Posted on Thursday, May 5, 2011
Precursor to Existing-Home Sales Heads Higher
Pending sales of existing homes rose again in March, according to data released Thursday by the National Association of Realtors (NAR).
The trade group’s monthly reading of contract signings – which is a forward-looking indicator of where sales of previously owned homes will likely be within one to two months – rose 5.1 percent in March.
With distressed properties now accounting for nearly half of the market’s sales activity, the pending sales reading points to an increase in REO and short sales in the coming months.
NAR described its latest assessment as another sign that the market’s recovery is proving to be “uneven, but a notable improvement.”
The trade group’s measurement of contract activity has risen in six of the past nine months. Reports of actual sales of previously owned homes have exhibited the same ups and downs.
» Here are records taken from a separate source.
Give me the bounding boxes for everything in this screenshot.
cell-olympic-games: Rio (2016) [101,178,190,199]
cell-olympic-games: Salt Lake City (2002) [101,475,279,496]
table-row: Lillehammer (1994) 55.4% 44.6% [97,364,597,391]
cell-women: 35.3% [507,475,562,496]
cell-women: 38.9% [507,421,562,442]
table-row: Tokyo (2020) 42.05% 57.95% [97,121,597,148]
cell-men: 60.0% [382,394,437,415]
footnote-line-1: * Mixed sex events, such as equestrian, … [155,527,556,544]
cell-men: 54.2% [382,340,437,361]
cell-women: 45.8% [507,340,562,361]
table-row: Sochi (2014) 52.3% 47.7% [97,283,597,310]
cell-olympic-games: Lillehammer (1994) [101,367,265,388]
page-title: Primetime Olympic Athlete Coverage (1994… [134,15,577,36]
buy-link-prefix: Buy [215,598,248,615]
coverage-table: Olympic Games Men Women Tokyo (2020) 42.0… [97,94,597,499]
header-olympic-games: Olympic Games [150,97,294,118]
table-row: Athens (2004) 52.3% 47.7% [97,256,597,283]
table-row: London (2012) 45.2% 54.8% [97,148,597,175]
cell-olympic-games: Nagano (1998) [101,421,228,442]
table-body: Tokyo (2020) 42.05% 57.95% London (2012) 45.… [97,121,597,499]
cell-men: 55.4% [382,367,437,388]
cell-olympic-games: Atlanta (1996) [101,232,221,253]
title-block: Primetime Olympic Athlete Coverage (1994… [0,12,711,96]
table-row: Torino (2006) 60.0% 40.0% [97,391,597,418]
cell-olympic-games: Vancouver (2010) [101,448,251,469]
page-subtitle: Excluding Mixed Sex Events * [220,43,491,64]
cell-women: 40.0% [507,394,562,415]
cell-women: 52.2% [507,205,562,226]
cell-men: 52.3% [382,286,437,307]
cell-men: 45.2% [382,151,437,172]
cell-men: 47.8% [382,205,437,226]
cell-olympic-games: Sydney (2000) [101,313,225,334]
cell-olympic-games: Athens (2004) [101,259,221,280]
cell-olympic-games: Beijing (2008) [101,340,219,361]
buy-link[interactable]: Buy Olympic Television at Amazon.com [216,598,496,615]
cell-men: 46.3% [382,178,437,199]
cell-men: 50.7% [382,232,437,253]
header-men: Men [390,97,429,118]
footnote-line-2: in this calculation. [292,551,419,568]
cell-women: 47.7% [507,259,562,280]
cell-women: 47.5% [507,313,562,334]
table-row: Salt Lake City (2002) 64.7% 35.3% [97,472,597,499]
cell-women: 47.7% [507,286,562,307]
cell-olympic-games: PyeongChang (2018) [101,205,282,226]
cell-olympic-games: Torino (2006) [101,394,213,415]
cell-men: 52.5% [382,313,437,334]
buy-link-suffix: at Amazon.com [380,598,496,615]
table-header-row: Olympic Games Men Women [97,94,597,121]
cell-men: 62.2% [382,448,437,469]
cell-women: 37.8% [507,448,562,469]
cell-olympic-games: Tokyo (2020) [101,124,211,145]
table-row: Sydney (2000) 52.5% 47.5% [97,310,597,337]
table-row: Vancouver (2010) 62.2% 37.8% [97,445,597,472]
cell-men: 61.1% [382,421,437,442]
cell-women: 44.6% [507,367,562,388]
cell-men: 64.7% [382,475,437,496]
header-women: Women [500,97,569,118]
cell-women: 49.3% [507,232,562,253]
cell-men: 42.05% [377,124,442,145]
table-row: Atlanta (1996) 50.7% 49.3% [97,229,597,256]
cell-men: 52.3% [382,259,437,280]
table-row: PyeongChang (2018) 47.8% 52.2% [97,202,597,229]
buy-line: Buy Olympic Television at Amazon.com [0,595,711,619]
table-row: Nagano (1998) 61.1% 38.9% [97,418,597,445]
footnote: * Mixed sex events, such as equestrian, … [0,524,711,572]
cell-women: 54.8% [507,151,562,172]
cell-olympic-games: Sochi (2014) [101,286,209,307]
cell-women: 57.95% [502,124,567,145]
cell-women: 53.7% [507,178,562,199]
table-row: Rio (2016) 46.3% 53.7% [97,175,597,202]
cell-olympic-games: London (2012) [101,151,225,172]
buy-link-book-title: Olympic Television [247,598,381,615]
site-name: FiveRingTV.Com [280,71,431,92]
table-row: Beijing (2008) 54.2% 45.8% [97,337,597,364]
“Since reaching a cyclical bottom last June, pending home sales have posted an overall gain of 24 percent and demonstrate the market is recovering on its own,” said Lawrence Yun, NAR’s chief economist.
“The index means modest near-term gains in existing-home sales are likely, which would be even stronger if tight mortgage lending criteria returned to normal, safe standards,” Yun added.
Contracts signings rose last month in every region of the country except the Northeast, where the pending sales index dropped 3.2 percent from the previous month, NAR said.
In the Midwest the index rose 3.0 percent in March. In the West pending home sales increased 3.1 percent, and in the South they jumped 10.3 percent.
“Based on the current uptrend with very favorable affordability conditions, rising apartment rents, and ongoing job creation, existing-home sales should rise around 5 to 10 percent this year with sales growth of lower priced homes likely to outperform high-end homes,” Yun said.
He explained that with more homes sold in the lower price range, it will ultimately translate to further declines in price trends.
“The good news,” Yun added, “is that recent homebuyers are staying well within budget, leading to exceptionally low loan default rates among homebuyers over the past two years.”